‘Deadly pollen bomb’ hits as hay fever and asthma sufferers urged to stay inside

Asthma and hay fever sufferers have been warned to stay indoors as a "deadly pollen bomb" hits the UK this week while temperatures soar to 24C.

Pollen levels will be dangerously high in parts of the UK, putting more than three million asthma sufferers at risk of a potentially life-threatening attack over the Easter holiday period.

For about 18 million hay fever sufferers, the bank holidays could be ruined by symptoms such as sneezing, coughing, runny or blocked noses, or headaches.

Hay fever season has started three weeks early thanks to an unusually warm winter that brought record-breaking highs of 21C and is now being followed by spring temperatures ten degrees warmer than usual.

Birch tree pollen, which affects one in four hay fever sufferers, is being released across the UK after February's record heat.

Tuesday's pollen levels are high in the southeast and moderate or low for the rest of the country.

But from Wednesday and through the weekend pollen levels will be high across most of Britain.

Sonia Munde, Head of Services at Asthma UK, told Mirror Online: “A deadly pollen bomb is due to hit this week, putting people with asthma at risk of a potentially life-threatening asthma attack.

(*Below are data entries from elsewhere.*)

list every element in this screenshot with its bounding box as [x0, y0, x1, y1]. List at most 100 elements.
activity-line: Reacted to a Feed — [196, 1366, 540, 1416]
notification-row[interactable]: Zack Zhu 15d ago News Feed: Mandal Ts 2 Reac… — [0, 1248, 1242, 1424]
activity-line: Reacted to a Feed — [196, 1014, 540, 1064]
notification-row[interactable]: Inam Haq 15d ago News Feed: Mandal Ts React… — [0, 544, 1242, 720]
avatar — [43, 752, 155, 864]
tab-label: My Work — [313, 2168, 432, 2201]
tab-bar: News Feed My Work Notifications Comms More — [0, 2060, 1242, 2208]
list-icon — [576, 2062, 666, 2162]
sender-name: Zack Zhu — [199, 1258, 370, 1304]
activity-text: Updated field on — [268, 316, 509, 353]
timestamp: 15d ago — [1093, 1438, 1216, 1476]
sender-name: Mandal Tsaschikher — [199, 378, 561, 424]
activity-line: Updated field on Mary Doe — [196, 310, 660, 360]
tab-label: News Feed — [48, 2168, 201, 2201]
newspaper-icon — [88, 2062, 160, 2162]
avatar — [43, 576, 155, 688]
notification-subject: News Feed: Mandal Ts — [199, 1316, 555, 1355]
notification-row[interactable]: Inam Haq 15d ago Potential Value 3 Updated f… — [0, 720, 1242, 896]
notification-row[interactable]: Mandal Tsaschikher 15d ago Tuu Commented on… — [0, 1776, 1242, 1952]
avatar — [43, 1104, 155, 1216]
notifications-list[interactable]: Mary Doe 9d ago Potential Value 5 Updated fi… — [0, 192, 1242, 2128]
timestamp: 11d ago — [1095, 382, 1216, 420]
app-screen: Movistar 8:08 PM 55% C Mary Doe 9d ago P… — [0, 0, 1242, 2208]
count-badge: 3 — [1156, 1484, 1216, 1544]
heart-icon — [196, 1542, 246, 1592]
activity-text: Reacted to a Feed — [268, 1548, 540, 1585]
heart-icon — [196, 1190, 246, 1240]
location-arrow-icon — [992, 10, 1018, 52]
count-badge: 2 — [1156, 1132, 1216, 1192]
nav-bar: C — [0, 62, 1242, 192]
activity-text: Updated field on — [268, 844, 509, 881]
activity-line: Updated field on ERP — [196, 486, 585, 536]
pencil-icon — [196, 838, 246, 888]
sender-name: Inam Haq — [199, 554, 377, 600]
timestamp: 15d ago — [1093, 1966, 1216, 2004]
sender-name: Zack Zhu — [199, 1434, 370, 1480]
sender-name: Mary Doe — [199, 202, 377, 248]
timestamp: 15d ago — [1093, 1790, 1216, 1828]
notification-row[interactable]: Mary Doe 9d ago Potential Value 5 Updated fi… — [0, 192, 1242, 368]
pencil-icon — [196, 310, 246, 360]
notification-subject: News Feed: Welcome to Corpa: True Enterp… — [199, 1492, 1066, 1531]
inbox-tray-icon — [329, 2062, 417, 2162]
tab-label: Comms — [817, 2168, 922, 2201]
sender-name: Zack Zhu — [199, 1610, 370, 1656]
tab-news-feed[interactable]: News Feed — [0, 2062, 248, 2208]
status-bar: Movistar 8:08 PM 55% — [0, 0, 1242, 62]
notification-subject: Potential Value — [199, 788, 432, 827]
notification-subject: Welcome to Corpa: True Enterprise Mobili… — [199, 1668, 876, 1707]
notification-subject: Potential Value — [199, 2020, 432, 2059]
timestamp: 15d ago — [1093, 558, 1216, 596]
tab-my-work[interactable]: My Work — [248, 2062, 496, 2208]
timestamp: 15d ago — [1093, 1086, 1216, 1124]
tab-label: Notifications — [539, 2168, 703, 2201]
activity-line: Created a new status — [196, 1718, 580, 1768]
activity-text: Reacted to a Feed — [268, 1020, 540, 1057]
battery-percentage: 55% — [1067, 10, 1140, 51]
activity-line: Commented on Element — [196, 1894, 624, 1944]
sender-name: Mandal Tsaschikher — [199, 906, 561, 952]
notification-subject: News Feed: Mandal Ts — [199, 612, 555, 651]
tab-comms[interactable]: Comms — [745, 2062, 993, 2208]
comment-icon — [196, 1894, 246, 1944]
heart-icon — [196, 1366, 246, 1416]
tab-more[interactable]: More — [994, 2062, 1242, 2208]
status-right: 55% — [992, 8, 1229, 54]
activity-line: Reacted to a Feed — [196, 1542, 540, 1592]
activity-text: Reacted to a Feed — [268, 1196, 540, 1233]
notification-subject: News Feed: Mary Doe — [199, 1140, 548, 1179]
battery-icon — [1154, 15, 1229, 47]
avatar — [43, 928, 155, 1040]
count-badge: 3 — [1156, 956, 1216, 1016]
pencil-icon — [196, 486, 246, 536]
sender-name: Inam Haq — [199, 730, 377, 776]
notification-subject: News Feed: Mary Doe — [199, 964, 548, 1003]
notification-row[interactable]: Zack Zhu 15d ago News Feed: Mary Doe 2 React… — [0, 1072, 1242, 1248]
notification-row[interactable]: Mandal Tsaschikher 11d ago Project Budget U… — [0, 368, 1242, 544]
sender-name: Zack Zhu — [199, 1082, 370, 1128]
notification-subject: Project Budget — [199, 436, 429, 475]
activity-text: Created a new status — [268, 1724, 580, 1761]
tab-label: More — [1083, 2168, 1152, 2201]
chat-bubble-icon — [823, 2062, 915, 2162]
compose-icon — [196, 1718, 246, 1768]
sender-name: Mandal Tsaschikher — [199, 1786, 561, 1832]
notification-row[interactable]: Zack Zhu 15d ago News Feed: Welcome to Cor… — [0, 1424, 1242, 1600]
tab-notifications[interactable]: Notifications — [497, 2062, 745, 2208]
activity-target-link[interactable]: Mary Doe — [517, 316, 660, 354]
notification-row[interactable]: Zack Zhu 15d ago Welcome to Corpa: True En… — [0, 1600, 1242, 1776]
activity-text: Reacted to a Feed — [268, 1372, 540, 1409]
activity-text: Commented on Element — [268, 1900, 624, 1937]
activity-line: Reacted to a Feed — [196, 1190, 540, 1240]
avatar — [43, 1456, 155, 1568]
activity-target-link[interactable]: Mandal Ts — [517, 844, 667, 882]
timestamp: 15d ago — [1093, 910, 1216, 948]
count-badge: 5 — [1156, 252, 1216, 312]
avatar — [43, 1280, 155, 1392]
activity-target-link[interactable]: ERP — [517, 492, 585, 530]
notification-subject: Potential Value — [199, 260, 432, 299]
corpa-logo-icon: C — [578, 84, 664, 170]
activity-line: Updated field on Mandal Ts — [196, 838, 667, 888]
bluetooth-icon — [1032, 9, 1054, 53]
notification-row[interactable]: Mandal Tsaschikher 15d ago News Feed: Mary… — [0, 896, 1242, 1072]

"Around 3.3million people with asthma are affected pollen, which can cause symptoms such as wheezing, a tight chest or coughing.

“Trees have been releasing their pollen for several weeks, but the warm spring weather is going to make these pollen levels spike.

"If you’re already getting symptoms, it’s not too late to help yourself stay well."

Asthma UK suggests sufferers take their prescribed preventer medicine to soothe irritated airways so they are less likely to react to the pollen trigger.

Hay fever medicines such as antihistamines can stop the allergic reaction that triggers asthma symptoms and keep itchy eyes and runny noses at bay.

The charity added: "Everyone with asthma should keep their blue reliever inhaler with them at all times in case of an emergency."

The conditions will affect people in rural areas and cities, where hay fever is made worse by pollution.

One in five people in the UK may suffer from hay fever.

Symptoms include sneezing and coughing, a runny or blocked nose itchy, red or watery eyes, an itchy throat, mouth, nose and ears, loss of smell, pain around the temples and forehead, headaches , earaches, and tiredness.

Hay fever is a problem for about 80 per cent of people with asthma.

People who suffer from hay fever should avoid alcohol, as it is known to worsen their symptoms.

The Met Office said the pollen season is separated into three main sections.

Tree pollen season typically runs from late March to mid-May, grass pollen season from mid-May to July, and weed pollen season from the end of June to September.